Now the climate is different. "You have Judi Dench, Cate Blanchett, Emily Watson - virtual unknowns in America - up for Oscars in low-budget films," says Chris Pickard. "Gwyneth Paltrow has made virtually her entire reputation on low-budget movies. It's not about fame now, it's about knuckling down and delivering the goods - or else." For example, two years after making Pulp Fiction for peanuts (and being grateful for it), John Travolta was offered $17m - by far the biggest fee of his career - to star in a comedy, The Double, to be directed by Roman Polanski in Paris. Travolta demanded a private jet, and insisted that his studio shipped a $200,000 trailer across the Atlantic to the set ahead of filming. Then Travolta turned his attention to more creative matters, and effectively the right to "direct" the director. He tried to get Polanski replaced, agreeing to pay the director's $3.25m salary. The movie ended up being aborted.
More significantly, stars are now required to attend premieres, press junkets and trade shows all over the world - and often the number of days they must leave free to promote their films are written into their contracts. Sometimes even the number of media interviews are specified.

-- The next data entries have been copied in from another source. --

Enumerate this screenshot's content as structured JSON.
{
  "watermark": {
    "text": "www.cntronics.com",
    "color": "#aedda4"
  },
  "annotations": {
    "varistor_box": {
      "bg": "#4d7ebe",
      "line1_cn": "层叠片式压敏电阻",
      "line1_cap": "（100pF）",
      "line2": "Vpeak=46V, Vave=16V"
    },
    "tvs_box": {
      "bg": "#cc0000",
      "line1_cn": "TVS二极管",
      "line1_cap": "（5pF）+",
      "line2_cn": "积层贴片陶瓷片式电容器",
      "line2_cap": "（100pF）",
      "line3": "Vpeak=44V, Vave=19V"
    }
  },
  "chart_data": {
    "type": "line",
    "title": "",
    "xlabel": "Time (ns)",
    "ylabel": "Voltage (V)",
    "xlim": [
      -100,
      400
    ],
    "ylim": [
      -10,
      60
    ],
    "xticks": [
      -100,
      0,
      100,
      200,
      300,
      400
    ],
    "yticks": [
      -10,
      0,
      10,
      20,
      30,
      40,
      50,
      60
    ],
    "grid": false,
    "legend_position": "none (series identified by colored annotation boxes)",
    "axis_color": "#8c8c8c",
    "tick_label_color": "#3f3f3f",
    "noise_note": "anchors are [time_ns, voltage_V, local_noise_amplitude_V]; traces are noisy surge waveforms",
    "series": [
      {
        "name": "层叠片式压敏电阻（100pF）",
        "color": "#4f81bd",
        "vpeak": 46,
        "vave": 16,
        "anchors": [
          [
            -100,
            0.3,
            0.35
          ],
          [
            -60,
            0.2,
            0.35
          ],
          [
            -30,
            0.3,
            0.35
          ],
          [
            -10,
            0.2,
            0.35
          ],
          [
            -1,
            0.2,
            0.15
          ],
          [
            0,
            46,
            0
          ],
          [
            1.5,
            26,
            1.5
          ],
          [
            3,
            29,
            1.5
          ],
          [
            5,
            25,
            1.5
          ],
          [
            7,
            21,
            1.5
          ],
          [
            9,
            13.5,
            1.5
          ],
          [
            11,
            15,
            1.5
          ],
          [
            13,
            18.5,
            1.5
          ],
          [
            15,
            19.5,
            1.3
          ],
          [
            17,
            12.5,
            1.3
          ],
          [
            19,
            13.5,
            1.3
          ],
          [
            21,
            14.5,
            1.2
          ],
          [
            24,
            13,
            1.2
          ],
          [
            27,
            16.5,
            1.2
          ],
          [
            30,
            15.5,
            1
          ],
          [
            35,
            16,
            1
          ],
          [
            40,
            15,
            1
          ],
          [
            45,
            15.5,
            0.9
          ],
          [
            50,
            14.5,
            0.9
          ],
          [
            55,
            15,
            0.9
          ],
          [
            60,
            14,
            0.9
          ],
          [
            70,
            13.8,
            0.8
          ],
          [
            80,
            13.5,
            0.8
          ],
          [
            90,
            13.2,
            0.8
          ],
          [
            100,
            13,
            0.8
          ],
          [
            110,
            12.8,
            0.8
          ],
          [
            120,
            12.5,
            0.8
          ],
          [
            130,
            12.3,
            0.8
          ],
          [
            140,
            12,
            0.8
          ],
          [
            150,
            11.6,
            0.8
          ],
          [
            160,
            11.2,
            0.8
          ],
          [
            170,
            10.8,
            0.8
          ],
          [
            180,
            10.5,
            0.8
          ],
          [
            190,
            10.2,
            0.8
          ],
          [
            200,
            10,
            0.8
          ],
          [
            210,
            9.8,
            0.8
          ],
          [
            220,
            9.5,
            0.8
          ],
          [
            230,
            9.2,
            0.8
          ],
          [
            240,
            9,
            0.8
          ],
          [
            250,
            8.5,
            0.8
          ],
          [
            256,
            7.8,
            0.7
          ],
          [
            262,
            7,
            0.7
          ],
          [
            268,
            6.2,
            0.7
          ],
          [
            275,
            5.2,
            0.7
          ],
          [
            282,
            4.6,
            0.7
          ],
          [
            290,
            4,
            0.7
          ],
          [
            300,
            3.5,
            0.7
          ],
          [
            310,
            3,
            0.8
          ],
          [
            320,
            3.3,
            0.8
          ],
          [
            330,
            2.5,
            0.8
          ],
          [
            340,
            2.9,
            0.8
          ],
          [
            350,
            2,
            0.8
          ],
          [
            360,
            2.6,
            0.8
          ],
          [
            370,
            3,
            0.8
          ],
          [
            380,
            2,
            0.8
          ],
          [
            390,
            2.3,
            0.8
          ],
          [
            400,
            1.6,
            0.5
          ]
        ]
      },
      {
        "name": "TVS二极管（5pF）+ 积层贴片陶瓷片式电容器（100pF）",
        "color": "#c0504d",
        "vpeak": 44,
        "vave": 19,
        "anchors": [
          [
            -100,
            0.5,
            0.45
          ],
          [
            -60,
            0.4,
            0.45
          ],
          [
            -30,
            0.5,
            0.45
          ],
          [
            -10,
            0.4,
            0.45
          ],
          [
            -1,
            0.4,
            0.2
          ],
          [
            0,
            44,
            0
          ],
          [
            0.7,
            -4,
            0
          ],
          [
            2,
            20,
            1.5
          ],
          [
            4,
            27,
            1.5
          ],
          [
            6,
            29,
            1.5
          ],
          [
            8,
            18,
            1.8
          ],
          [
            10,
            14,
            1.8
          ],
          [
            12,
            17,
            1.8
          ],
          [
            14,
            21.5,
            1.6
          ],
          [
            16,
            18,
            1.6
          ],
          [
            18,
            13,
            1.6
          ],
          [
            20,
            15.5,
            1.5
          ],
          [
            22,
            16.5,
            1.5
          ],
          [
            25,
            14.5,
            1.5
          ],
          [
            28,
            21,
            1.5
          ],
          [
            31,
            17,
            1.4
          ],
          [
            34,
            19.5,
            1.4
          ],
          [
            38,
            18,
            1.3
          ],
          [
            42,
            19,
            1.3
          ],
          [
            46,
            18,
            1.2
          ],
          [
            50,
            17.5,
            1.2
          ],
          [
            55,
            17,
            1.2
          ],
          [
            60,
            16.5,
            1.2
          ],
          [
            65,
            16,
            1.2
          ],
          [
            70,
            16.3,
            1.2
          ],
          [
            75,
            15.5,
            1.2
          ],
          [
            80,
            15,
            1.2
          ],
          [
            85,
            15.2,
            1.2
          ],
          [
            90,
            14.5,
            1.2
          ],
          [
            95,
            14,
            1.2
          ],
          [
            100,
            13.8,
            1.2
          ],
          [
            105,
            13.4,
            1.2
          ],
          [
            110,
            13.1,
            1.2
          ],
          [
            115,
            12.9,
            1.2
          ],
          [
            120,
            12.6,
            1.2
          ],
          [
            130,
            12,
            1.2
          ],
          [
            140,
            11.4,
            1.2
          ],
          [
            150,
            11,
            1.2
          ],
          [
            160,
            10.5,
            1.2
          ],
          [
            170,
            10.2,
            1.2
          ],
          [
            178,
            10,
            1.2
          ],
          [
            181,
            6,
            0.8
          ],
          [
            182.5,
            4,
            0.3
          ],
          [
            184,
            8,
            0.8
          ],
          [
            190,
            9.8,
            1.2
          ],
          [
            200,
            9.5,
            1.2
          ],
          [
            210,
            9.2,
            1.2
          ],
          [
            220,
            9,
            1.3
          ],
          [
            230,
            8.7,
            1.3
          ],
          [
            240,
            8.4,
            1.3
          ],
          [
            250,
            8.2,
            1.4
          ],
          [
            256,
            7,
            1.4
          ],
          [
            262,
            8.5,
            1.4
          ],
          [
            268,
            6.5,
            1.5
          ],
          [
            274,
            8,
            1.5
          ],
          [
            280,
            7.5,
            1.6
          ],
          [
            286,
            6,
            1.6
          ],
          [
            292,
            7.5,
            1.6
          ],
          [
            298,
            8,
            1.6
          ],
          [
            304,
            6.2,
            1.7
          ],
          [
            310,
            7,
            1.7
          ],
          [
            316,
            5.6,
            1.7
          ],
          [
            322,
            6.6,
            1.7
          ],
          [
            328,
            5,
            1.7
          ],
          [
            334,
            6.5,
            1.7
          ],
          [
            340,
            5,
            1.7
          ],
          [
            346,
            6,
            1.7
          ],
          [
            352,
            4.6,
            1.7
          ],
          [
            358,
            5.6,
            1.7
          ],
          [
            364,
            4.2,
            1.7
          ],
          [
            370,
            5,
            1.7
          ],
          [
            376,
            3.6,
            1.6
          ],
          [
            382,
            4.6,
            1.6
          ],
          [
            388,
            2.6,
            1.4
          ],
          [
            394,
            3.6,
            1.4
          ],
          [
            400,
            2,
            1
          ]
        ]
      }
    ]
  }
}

But the biggest change in attitude is that big stars are expected to shoulder some financial risk. These days nearly all the big pay cheques are linked to box-office performance. For example, Tom Hanks might end up making $40m out of Saving Private Ryan but he didn't receive a cent up front, having agreed to forgo his regular acting fee in return for a slice of the film's box-office haul. This means the film studios that backed the film, Steven Spielberg's DreamWorks and Paramount, could bring in the ambitious war epic for a bargain $68m. Tom Cruise recently agreed to the same terms to star in Spielberg's sci-fi Minority Report and last week Nicolas Cage struck a similar deal to star in a remake of the car-thieves yarn, Gone in 60 Seconds.
Of course, the chance to earn $20m-pounds 40m a picture can hardly be sniffed at, but the point is, nothing is guaranteed. Kevin Costner's last film, The Postman, was a turkey but for his next film, Universal Studios went along with all the usual star demands. For example, his personal trainer/nutritionist was paid $4,500 a week on location and she stayed in the Four Seasons hotel for three months. The estimated cost of the driver and trailer alone for Costner's personal hairstylist, personal wardrobe assistant and personal make-up artist was $50,000. Only there was a big catch - Universal would only agree to finance the film if Costner agreed to forgo his entire salary in exchange for a larger-than-usual percentage of the first-dollar gross. If his next film grosses more than $100m Costner will receive his customary haul, say $20m. But this is a big if: The Postman only grossed $25m worldwide.
Ironically, demands may be further chastened by the very people who helped to drive them up in the past few years. Big stars, such as Cruise, Willis and Gibson, have all started to produce their own films and when once responsible for budgets they might question whether laying on a private jet to transport yellow M&Ms to the middle of the jungle is such a smart move.
Meanwhile, last month Titanic's James Cameron, who was behind the most expensive film of all time, recently admitted that it is now possible for computers to create completely synthetic "virtual" actors. Leonardo must be quaking in his Manolo Blahniks.